Each algorithm in CAGNET is implemented in a separate file.

  • gcn_distr.py : 1D algorithm
  • gcn_distr_15d.py : 1.5D algorithm
  • gcn_distr_2d.py : 2D algorithm
  • gcn_distr_3d.py : 3D algorithm

Each file also as the following flags:

  • --accperrank <int> : Number of GPUs on each node
  • --epochs <int> : Number of epochs to run training
  • --graphname <Reddit/Amazon/subgraph3> : Graph dataset to run training on
  • --timing <True/False> : Enable timing barriers to time phases in training
  • --midlayer <int> : Number of activations in the hidden layer
  • --runcount <int> : Number of times to run training
  • --normalization <True/False> : Normalize adjacency matrix in preprocessing
  • --activations <True/False> : Enable activation functions between layers
  • --accuracy <True/False> : Compute and print accuracy metrics (Reddit only)
  • --replication <int> : Replication factor (1.5D algorithm only)
  • --download <True/False> : Download the Reddit dataset

Some of these flags do not currently exist for the 3D algorithm.

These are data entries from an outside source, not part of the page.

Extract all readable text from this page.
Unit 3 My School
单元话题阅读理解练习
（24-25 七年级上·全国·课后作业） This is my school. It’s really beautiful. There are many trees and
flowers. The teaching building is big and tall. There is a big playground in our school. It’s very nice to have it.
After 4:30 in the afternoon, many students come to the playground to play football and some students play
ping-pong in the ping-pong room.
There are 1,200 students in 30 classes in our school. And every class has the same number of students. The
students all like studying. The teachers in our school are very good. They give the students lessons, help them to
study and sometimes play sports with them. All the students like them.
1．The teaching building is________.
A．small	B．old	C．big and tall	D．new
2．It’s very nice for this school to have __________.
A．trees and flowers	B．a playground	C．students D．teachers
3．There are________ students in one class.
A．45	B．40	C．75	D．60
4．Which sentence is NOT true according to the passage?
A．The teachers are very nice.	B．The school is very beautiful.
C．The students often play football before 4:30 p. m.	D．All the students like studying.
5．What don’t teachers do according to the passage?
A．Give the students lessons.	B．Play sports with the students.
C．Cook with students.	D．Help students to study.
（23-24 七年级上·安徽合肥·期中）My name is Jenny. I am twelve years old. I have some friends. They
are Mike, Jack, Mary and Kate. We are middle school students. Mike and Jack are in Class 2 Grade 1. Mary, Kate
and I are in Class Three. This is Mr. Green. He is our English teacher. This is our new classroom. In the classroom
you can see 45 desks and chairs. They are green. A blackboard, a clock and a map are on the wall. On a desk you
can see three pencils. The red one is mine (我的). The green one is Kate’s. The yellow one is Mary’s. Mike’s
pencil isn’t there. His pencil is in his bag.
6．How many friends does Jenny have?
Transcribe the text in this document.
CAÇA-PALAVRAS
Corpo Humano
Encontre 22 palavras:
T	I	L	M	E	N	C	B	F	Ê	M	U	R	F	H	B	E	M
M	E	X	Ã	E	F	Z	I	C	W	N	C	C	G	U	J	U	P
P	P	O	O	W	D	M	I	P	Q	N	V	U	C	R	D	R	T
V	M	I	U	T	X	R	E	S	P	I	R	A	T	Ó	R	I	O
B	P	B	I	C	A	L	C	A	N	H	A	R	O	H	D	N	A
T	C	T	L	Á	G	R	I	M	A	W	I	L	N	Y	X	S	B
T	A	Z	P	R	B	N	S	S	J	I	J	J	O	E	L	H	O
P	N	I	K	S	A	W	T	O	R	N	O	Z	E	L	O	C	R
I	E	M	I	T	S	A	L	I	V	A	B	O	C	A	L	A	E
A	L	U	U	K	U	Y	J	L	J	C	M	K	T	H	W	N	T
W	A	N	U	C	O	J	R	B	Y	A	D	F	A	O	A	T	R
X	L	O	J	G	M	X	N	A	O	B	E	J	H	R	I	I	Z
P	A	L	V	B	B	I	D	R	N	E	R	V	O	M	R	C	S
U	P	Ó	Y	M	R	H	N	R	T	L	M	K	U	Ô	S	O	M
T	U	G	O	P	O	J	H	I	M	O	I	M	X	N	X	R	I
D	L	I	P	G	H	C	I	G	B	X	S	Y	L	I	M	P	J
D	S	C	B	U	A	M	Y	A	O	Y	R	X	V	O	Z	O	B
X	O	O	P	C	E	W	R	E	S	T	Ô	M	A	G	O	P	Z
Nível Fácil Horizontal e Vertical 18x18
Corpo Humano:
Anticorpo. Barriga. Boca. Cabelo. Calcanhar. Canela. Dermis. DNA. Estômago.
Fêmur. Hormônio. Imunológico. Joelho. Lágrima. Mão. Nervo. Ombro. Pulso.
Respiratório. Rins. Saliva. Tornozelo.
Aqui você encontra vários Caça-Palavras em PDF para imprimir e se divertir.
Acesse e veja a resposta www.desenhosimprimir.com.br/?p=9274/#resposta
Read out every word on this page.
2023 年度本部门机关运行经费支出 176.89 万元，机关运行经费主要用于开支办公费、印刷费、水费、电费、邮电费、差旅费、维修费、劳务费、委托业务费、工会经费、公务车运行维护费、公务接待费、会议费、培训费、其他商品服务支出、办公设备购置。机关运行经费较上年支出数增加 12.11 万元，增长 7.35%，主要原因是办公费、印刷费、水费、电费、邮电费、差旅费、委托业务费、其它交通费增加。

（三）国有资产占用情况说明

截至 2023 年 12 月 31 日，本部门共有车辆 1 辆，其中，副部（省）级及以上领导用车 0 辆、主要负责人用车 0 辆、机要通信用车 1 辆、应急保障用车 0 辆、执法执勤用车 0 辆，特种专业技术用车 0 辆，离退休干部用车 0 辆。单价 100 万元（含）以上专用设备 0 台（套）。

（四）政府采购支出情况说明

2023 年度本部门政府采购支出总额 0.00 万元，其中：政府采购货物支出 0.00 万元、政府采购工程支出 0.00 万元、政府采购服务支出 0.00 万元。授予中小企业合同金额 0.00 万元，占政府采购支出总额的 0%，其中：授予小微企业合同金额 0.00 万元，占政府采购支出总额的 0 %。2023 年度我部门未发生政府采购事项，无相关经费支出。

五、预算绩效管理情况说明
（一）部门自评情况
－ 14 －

Amazon/Protein datasets must exist as COO files in ../data/<graphname>/processed/, compressed with pickle. For Reddit, PyG handles downloading and accessing the dataset (see below).

Running on OLCF Summit (example)

To run the CAGNET 1.5D algorithm on Reddit with

  • 16 processes
  • 100 epochs
  • 16 hidden layer activations
  • 2-factor replication

run the following command to download the Reddit dataset:

python gcn_distr_15d.py --graphname=Reddit --download=True

This will download Reddit into ../data. After downloading the Reddit dataset, run the following command to run training

ddlrun -x WORLD_SIZE=16 -x MASTER_ADDR=$(echo $LSB_MCPU_HOSTS | cut -d " " -f 3) -x MASTER_PORT=1234 -accelerators 6 python gcn_distr_15d.py --accperrank=6 --epochs=100 --graphname=Reddit --timing=False --midlayer=16 --runcount=1 --replication=2

Citation

To cite CAGNET, please refer to:

Alok Tripathy, Katherine Yelick, Aydın Buluç. Reducing Communication in Graph Neural Network Training. Proceedings of the International Conference for High Performance Computing, Networking, Storage, and Analysis (SC’20), 2020.